De quels points de repère disposent les enfants,les parents?
Internet?
La télévision?
Les sportifs?
Les politiques?
Etc.

Quelles solutions?

Je vous souhaite beaucoup de forces et de raisons d'espérer.

Philippe Durut
Bayonne



la Souris des archives a dit…

Merci.
Des points de repères, il y en a, la loi au moins. Quantité d'éducateurs... quoique, quand je vois l'âge moyen des éducateurs autour de moi et leur action effective, ça ne me rassure pas. Un important travail d'éducation fait à l'école en tout cas.
Le problème n'est pas forcément dans l'absence de repères que dans la politique du chiffre qui caractérise notre société. Surtout pas trop d'exclusions, de publications autour des incidents quotidiens dans nombre d'établissements scolaires. Ou alors on vous dira que cet accident est survenu dans un établissement d'ordinaire "si tranquille". A force de mettre un couvercle sur la marmite, elle bouillonne de plus en plus fort.

Anonyme a dit…

"A force de mettre un couvercle sur la marmite, elle bouillonne de plus en plus fort."
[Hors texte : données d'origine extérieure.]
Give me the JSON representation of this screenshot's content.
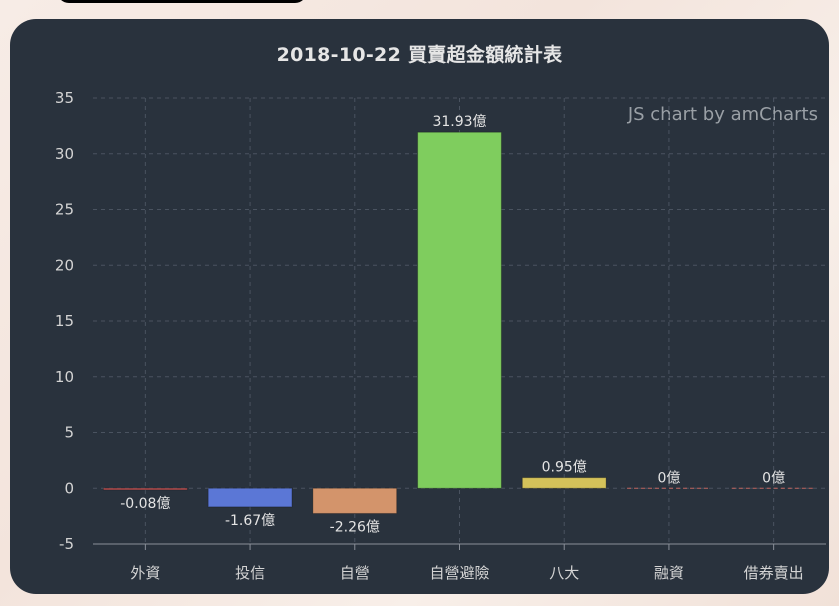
{
  "window": {
    "topbar": ""
  },
  "chart_data": {
    "type": "bar",
    "title": "2018-10-22 買賣超金額統計表",
    "credit": "JS chart by amCharts",
    "xlabel": "",
    "ylabel": "",
    "unit": "億",
    "ylim": [
      -5,
      35
    ],
    "yticks": [
      35,
      30,
      25,
      20,
      15,
      10,
      5,
      0,
      -5
    ],
    "grid": true,
    "legend": "none",
    "categories": [
      "外資",
      "投信",
      "自營",
      "自營避險",
      "八大",
      "融資",
      "借券賣出"
    ],
    "values": [
      -0.08,
      -1.67,
      -2.26,
      31.93,
      0.95,
      0,
      0
    ],
    "labels": [
      "-0.08億",
      "-1.67億",
      "-2.26億",
      "31.93億",
      "0.95億",
      "0億",
      "0億"
    ],
    "colors": [
      "#d75a5a",
      "#5b77d6",
      "#d3946b",
      "#7fcd5e",
      "#d4c25a",
      "#c0645f",
      "#c0645f"
    ]
  },
  "colors": {
    "background": "#29323d",
    "text": "#e6e6e6",
    "grid": "#4a5360",
    "axis": "#8a9099"
  }
}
Très belle métaphore qui résume très bien ce qui se passe dans ce pays. On ferme beaucoup trop les yeux sur des problèmes qui peuvent s'aggraver. Peur de beaucoup de choses, peur de jouer aux jeux de certains partis extrémistes.

La peur au moment des accords de Munich n'a pas empêché la défaite de 1940.

Je suis quand même content qu'il y ait certains enseignants comme vous qui possèdent une conscience de certains problèmes dans ce pays.

Si je peux vous le permettre, si vous pouvez voir le téléfilm Fracture, je vous le conseille.